Diese Unterlagen sollten frühzeitig bereitliegen
- Versicherungsnachweis der bisherigen Krankenkasse und das Datum der Rechtskraft der Scheidung.
- Einkommensunterlagen zu Arbeit, Unterhalt, Vermietung, Kapital und Sozialleistungen.
- Nachweise zu den Kindern, insbesondere Geburtsurkunden und Angaben zur bisherigen Familienversicherung.
- Rentenversicherungsverlauf mit überprüften Kindererziehungs- und Berücksichtigungszeiten.

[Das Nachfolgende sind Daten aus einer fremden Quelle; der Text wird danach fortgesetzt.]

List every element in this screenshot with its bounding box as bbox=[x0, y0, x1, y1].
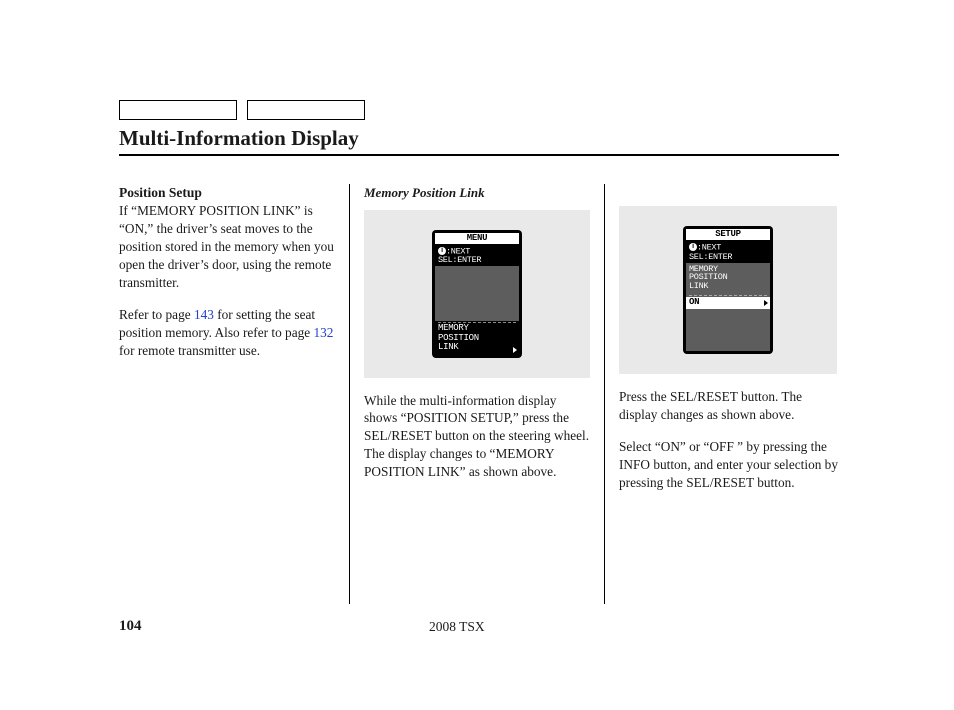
info-icon: i bbox=[689, 243, 697, 251]
info-icon: i bbox=[438, 247, 446, 255]
display-illustration-2: SETUP i:NEXT SEL:ENTER MEMORY POSITION L… bbox=[619, 206, 837, 374]
sub-text: SEL:ENTER bbox=[438, 255, 481, 265]
header-box-2 bbox=[247, 100, 365, 120]
model-year: 2008 TSX bbox=[429, 619, 485, 635]
selected-option: ON bbox=[686, 297, 770, 308]
body-text: Refer to page bbox=[119, 307, 194, 322]
body-text: for remote transmitter use. bbox=[119, 343, 260, 358]
body-text: While the multi-information display show… bbox=[364, 392, 590, 482]
header-placeholder-boxes bbox=[119, 100, 839, 120]
arrow-right-icon bbox=[764, 300, 768, 306]
page-link-143[interactable]: 143 bbox=[194, 307, 214, 322]
column-2: Memory Position Link MENU i:NEXT SEL:ENT… bbox=[349, 184, 605, 604]
divider-line bbox=[689, 295, 767, 296]
device-screen: MENU i:NEXT SEL:ENTER MEMORY POSITION LI… bbox=[435, 233, 519, 355]
sub-text: SEL:ENTER bbox=[689, 252, 732, 262]
page-link-132[interactable]: 132 bbox=[314, 325, 334, 340]
manual-page: Multi-Information Display Position Setup… bbox=[119, 100, 839, 604]
body-text: Select “ON” or “OFF ” by pressing the IN… bbox=[619, 438, 839, 492]
arrow-right-icon bbox=[513, 347, 517, 353]
page-number: 104 bbox=[119, 618, 142, 634]
menu-line: LINK bbox=[438, 342, 458, 352]
body-text: If “MEMORY POSITION LINK” is “ON,” the d… bbox=[119, 203, 334, 290]
device-screen: SETUP i:NEXT SEL:ENTER MEMORY POSITION L… bbox=[686, 229, 770, 351]
header-box-1 bbox=[119, 100, 237, 120]
reference-block: Refer to page 143 for setting the seat p… bbox=[119, 306, 335, 360]
subsection-heading: Memory Position Link bbox=[364, 184, 590, 202]
spacer bbox=[619, 184, 839, 206]
page-title: Multi-Information Display bbox=[119, 126, 839, 156]
page-footer: 104 2008 TSX bbox=[119, 618, 839, 635]
body-text: Press the SEL/RESET button. The display … bbox=[619, 388, 839, 424]
section-heading: Position Setup bbox=[119, 185, 202, 200]
column-1: Position Setup If “MEMORY POSITION LINK”… bbox=[119, 184, 349, 604]
content-columns: Position Setup If “MEMORY POSITION LINK”… bbox=[119, 184, 839, 604]
screen-header: SETUP bbox=[686, 229, 770, 242]
selected-text: ON bbox=[689, 297, 699, 307]
screen-middle bbox=[435, 266, 519, 321]
screen-header: MENU bbox=[435, 233, 519, 246]
screen-subheader: i:NEXT SEL:ENTER bbox=[686, 242, 770, 262]
menu-line: LINK bbox=[689, 281, 708, 291]
position-setup-block: Position Setup If “MEMORY POSITION LINK”… bbox=[119, 184, 335, 292]
screen-middle-text: MEMORY POSITION LINK bbox=[686, 263, 770, 294]
screen-lower: MEMORY POSITION LINK bbox=[435, 321, 519, 354]
device-frame: SETUP i:NEXT SEL:ENTER MEMORY POSITION L… bbox=[683, 226, 773, 354]
device-frame: MENU i:NEXT SEL:ENTER MEMORY POSITION LI… bbox=[432, 230, 522, 358]
display-illustration-1: MENU i:NEXT SEL:ENTER MEMORY POSITION LI… bbox=[364, 210, 590, 378]
spacer: ON bbox=[686, 293, 770, 351]
column-3: SETUP i:NEXT SEL:ENTER MEMORY POSITION L… bbox=[605, 184, 839, 604]
screen-subheader: i:NEXT SEL:ENTER bbox=[435, 246, 519, 266]
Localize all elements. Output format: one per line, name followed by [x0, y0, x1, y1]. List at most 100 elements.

- Schriftliche Auskunft der Krankenkasse über Beginn und Höhe der eigenen Beiträge.
Mit diesen Unterlagen lässt sich meist schnell klären, ob eine Pflichtversicherung, freiwillige GKV oder andere Absicherung greift. Bei privater Versicherung, hohem Unterhalt oder ungeklärten Rentenanrechten ist eine individuelle Beratung durch eine Krankenkasse, eine Sozialberatung oder einen Fachanwalt sinnvoll.
Der wichtigste Termin ist nicht der Scheidungstermin
Für die praktische Absicherung zählt vor allem der Tag, an dem die Scheidung rechtskräftig wird. Spätestens dann muss klar sein, wer die Krankenversicherungsbeiträge trägt, in welcher Versicherung der eigene Schutz weiterläuft und ob die Kinder richtig abgesichert sind. Wer zusätzlich Rentenkonto und Versorgungsausgleich prüft, verhindert, dass aus einer schwierigen Trennung später eine dauerhafte Versorgungslücke entsteht.